Book 3, chapter 7, paragraph 30

[De la richesse commerciale, Sismondi, 1803, Original, 358-361]

   Une colonie nouvelle est douée d’une si grande vigueur, qu’elle se relève le plus souvent en dépit des erreurs de ceux qui lui donnent des lois: elle peut presque toujours payer des impôts très considérables, sans qu’ils absorbent la totalité du surplus de ses revenus sur ses dépenses, ou de ses épargnes annuelles. Cependant on n’a levé sur les colonies, et surtout sur celles de la France, que des impôts tout à fait modérés au profit du fisc (7); mais l’on en a levé d’exorbitants au profit des marchands, en donnant à ceux-ci le double monopole, et de la consommation de la colonie, et de l’achat de ses productions. Pendant assez long-temps, et jusqu’en 1722 au moins, le commerce des colonies Françaises en Amérique rapportait un bénéfice de cent pour cent, et même davantage. Savary auteur du Dictionnaire du commerce, le plus judicieux et le plus exact écrivain qu’ait la France sur ce sujet, assure que de son temps il y avait 400 pour cent à gagner sur la rubanerie et les modes qu’on portait à Québec (8). Or les colonies Françaises n’étaient point assez éloignées, pour que leur distance pût légitimer un profit si prodigieux.
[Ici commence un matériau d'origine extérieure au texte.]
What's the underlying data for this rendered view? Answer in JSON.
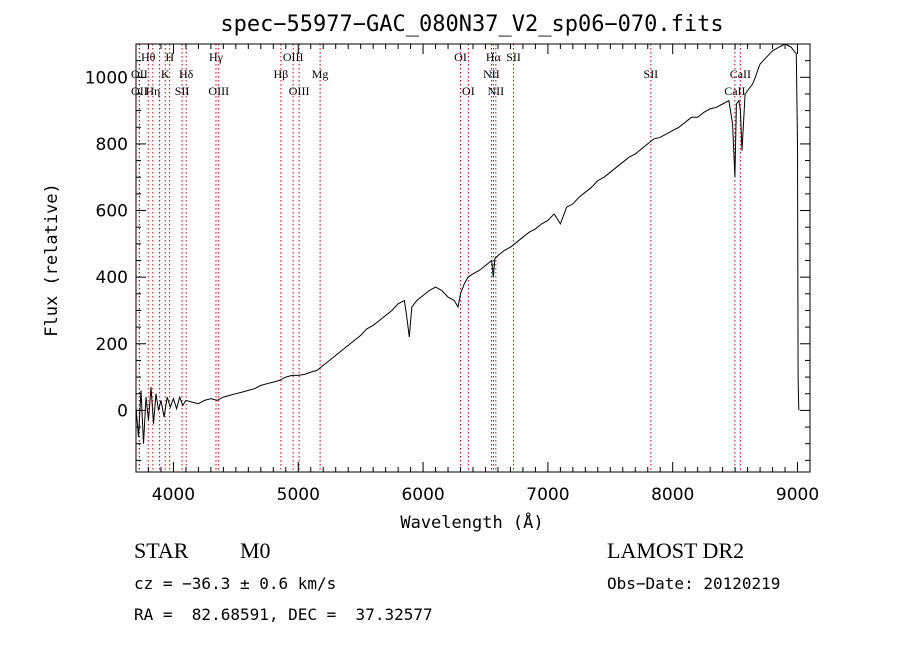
{
  "chart_data": {
    "type": "line",
    "title": "spec−55977−GAC_080N37_V2_sp06−070.fits",
    "xlabel": "Wavelength (Å)",
    "ylabel": "Flux (relative)",
    "xlim": [
      3700,
      9100
    ],
    "ylim": [
      -185,
      1100
    ],
    "x_ticks": [
      4000,
      5000,
      6000,
      7000,
      8000,
      9000
    ],
    "x_tick_labels": [
      "4000",
      "5000",
      "6000",
      "7000",
      "8000",
      "9000"
    ],
    "y_ticks": [
      0,
      200,
      400,
      600,
      800,
      1000
    ],
    "y_tick_labels": [
      "0",
      "200",
      "400",
      "600",
      "800",
      "1000"
    ],
    "grid": false,
    "legend": "none",
    "line_color": "#000000",
    "marker_color": "#c00000",
    "series": [
      {
        "x": [
          3700,
          3720,
          3740,
          3760,
          3780,
          3800,
          3820,
          3840,
          3860,
          3880,
          3900,
          3925,
          3950,
          3975,
          4000,
          4025,
          4050,
          4075,
          4100,
          4150,
          4200,
          4250,
          4300,
          4350,
          4400,
          4450,
          4500,
          4550,
          4600,
          4650,
          4700,
          4750,
          4800,
          4850,
          4900,
          4950,
          5000,
          5050,
          5100,
          5150,
          5200,
          5250,
          5300,
          5350,
          5400,
          5450,
          5500,
          5550,
          5600,
          5650,
          5700,
          5750,
          5800,
          5850,
          5870,
          5890,
          5910,
          5950,
          6000,
          6050,
          6100,
          6150,
          6200,
          6250,
          6280,
          6300,
          6330,
          6360,
          6400,
          6450,
          6500,
          6550,
          6563,
          6575,
          6600,
          6650,
          6700,
          6750,
          6800,
          6850,
          6900,
          6950,
          7000,
          7050,
          7100,
          7150,
          7200,
          7250,
          7300,
          7350,
          7400,
          7450,
          7500,
          7550,
          7600,
          7650,
          7700,
          7750,
          7800,
          7850,
          7900,
          7950,
          8000,
          8050,
          8100,
          8150,
          8200,
          8250,
          8300,
          8350,
          8400,
          8450,
          8480,
          8498,
          8510,
          8530,
          8542,
          8555,
          8580,
          8610,
          8640,
          8662,
          8680,
          8700,
          8750,
          8800,
          8850,
          8900,
          8950,
          8990,
          9000,
          9005,
          9010
        ],
        "y": [
          10,
          -80,
          60,
          -100,
          40,
          -30,
          70,
          -40,
          50,
          0,
          30,
          -20,
          40,
          10,
          35,
          5,
          40,
          15,
          30,
          25,
          20,
          30,
          35,
          30,
          40,
          45,
          50,
          55,
          60,
          65,
          75,
          80,
          85,
          90,
          100,
          105,
          105,
          108,
          115,
          120,
          135,
          150,
          165,
          180,
          195,
          210,
          225,
          245,
          255,
          270,
          285,
          300,
          320,
          330,
          280,
          220,
          310,
          330,
          345,
          360,
          370,
          360,
          340,
          330,
          310,
          350,
          380,
          400,
          410,
          420,
          435,
          450,
          400,
          455,
          465,
          480,
          490,
          505,
          520,
          535,
          545,
          560,
          570,
          590,
          560,
          610,
          620,
          640,
          655,
          670,
          690,
          700,
          715,
          730,
          745,
          760,
          770,
          785,
          800,
          815,
          820,
          830,
          840,
          850,
          865,
          880,
          880,
          895,
          905,
          910,
          920,
          930,
          860,
          700,
          920,
          930,
          900,
          780,
          950,
          965,
          980,
          1000,
          1020,
          1040,
          1060,
          1080,
          1090,
          1100,
          1090,
          1070,
          800,
          100,
          0
        ]
      }
    ],
    "line_markers": [
      {
        "wavelength": 3798,
        "row": 1,
        "label": "Hθ"
      },
      {
        "wavelength": 3727,
        "row": 2,
        "label": "OII"
      },
      {
        "wavelength": 3727,
        "row": 3,
        "label": "OII"
      },
      {
        "wavelength": 3835,
        "row": 3,
        "label": "Hη"
      },
      {
        "wavelength": 3889,
        "row": 3,
        "label": ""
      },
      {
        "wavelength": 3970,
        "row": 1,
        "label": "H"
      },
      {
        "wavelength": 3934,
        "row": 2,
        "label": "K"
      },
      {
        "wavelength": 4102,
        "row": 2,
        "label": "Hδ"
      },
      {
        "wavelength": 4069,
        "row": 3,
        "label": "SII"
      },
      {
        "wavelength": 4341,
        "row": 1,
        "label": "Hγ"
      },
      {
        "wavelength": 4363,
        "row": 3,
        "label": "OIII"
      },
      {
        "wavelength": 4959,
        "row": 1,
        "label": "OIII"
      },
      {
        "wavelength": 4861,
        "row": 2,
        "label": "Hβ"
      },
      {
        "wavelength": 5007,
        "row": 3,
        "label": "OIII"
      },
      {
        "wavelength": 5175,
        "row": 2,
        "label": "Mg"
      },
      {
        "wavelength": 6300,
        "row": 1,
        "label": "OI"
      },
      {
        "wavelength": 6363,
        "row": 3,
        "label": "OI"
      },
      {
        "wavelength": 6563,
        "row": 1,
        "label": "Hα"
      },
      {
        "wavelength": 6548,
        "row": 2,
        "label": "NII"
      },
      {
        "wavelength": 6583,
        "row": 3,
        "label": "NII"
      },
      {
        "wavelength": 6725,
        "row": 1,
        "label": "SII"
      },
      {
        "wavelength": 7825,
        "row": 2,
        "label": "SII"
      },
      {
        "wavelength": 8542,
        "row": 2,
        "label": "CaII"
      },
      {
        "wavelength": 8498,
        "row": 3,
        "label": "CaII"
      }
    ]
  },
  "info": {
    "object_class": "STAR",
    "subclass": "M0",
    "survey": "LAMOST DR2",
    "redshift": "cz = −36.3 ± 0.6 km/s",
    "obs_date": "Obs−Date: 20120219",
    "coordinates": "RA =  82.68591, DEC =  37.32577"
  }
}
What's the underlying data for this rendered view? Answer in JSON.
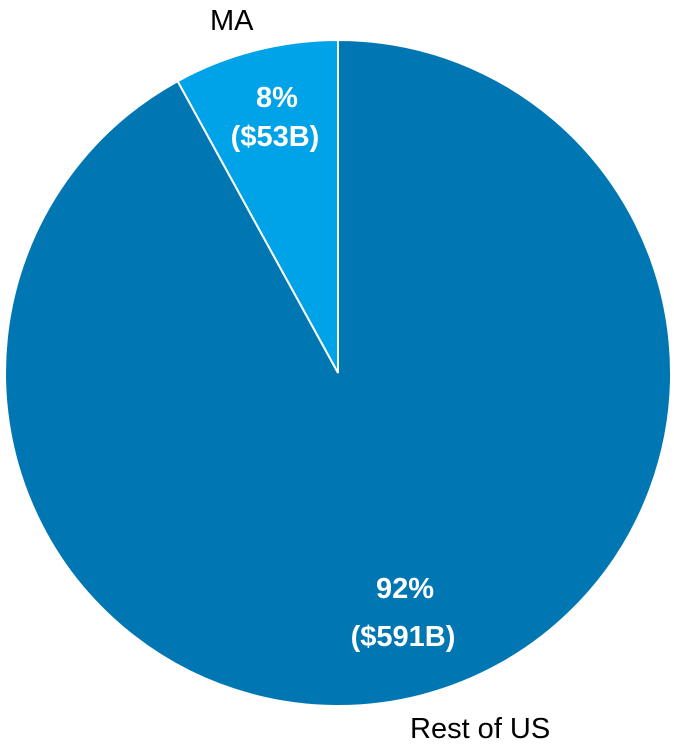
{
  "chart_data": {
    "type": "pie",
    "start_angle_deg": 0,
    "direction": "counterclockwise",
    "slices": [
      {
        "label": "MA",
        "percent": 8,
        "value_label_pct": "8%",
        "value_label_amt": "($53B)",
        "value": 53,
        "unit": "$B",
        "color": "#00A2E8"
      },
      {
        "label": "Rest of US",
        "percent": 92,
        "value_label_pct": "92%",
        "value_label_amt": "($591B)",
        "value": 591,
        "unit": "$B",
        "color": "#0077B3"
      }
    ],
    "legend": "none"
  }
}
Si le négoce avait été absolument libre, il serait probablement tombé entre 20 et 25 pour cent. Je ne crois pas que le bénéfice que font les Anglais dans leur commerce au Canada arrive à beaucoup près à 20 pour cent. Un impôt sur la consommation, qui s’élève à trois fois la valeur de la chose importée, est sans doute le plus exorbitant qu’on ait jamais payé: puisque les consommateurs pouvaient le supporter sans se miner, il est factieux qu’ils ne le payassent pas au fisc, plutôt qu’à des marchands, qui n’avaient aucun droit pour le percevoir.

[Translation]

   A new colony is endowed with such vigour that it grows the most often in spite of errors committed by those who rule it. It can almost always pay enormous taxes without drying up all the surplus of its revenue over its expenditure, or its annual savings. Nonetheless, colonies, and the French ones in particular, were charged only with impeccably moderate taxes to the profit of the treasury (7). However, they were charged with exorbitant taxes to the profit of merchants, who are given the double monopoly: for consumption in the colony, and for purchase of its produce. For a sufficiently long time, and until 1722, at the earliest, the trade of the French colonies in America bore 100 per cent of profit, and ever more. Savary, the author of the dictionary of commerce, and the wisest and most accurate writer that France has seen on this subject, argues that, at his time, the ribbon and fashion industries that were introduced to Quebec gained 400 per cent of profit (8). And yet the French colonies were not so far that their distance can justify such a staggering profit. If trade had been completely free, the profit would have fallen between 20 and 25 per cent. I do not believe that the profit gained by the English from their trade with Canada amounts to more than 20 per cent, but rather much less. A tax upon consumption, which has increased to be three times as high as the value of the goods imported, is no doubt the most exorbitant of all that have even been paid. Since consumers could support it without being ruined, it is inadequate that they did not pay to the treasury but to the merchants, who did not have any right to collect it.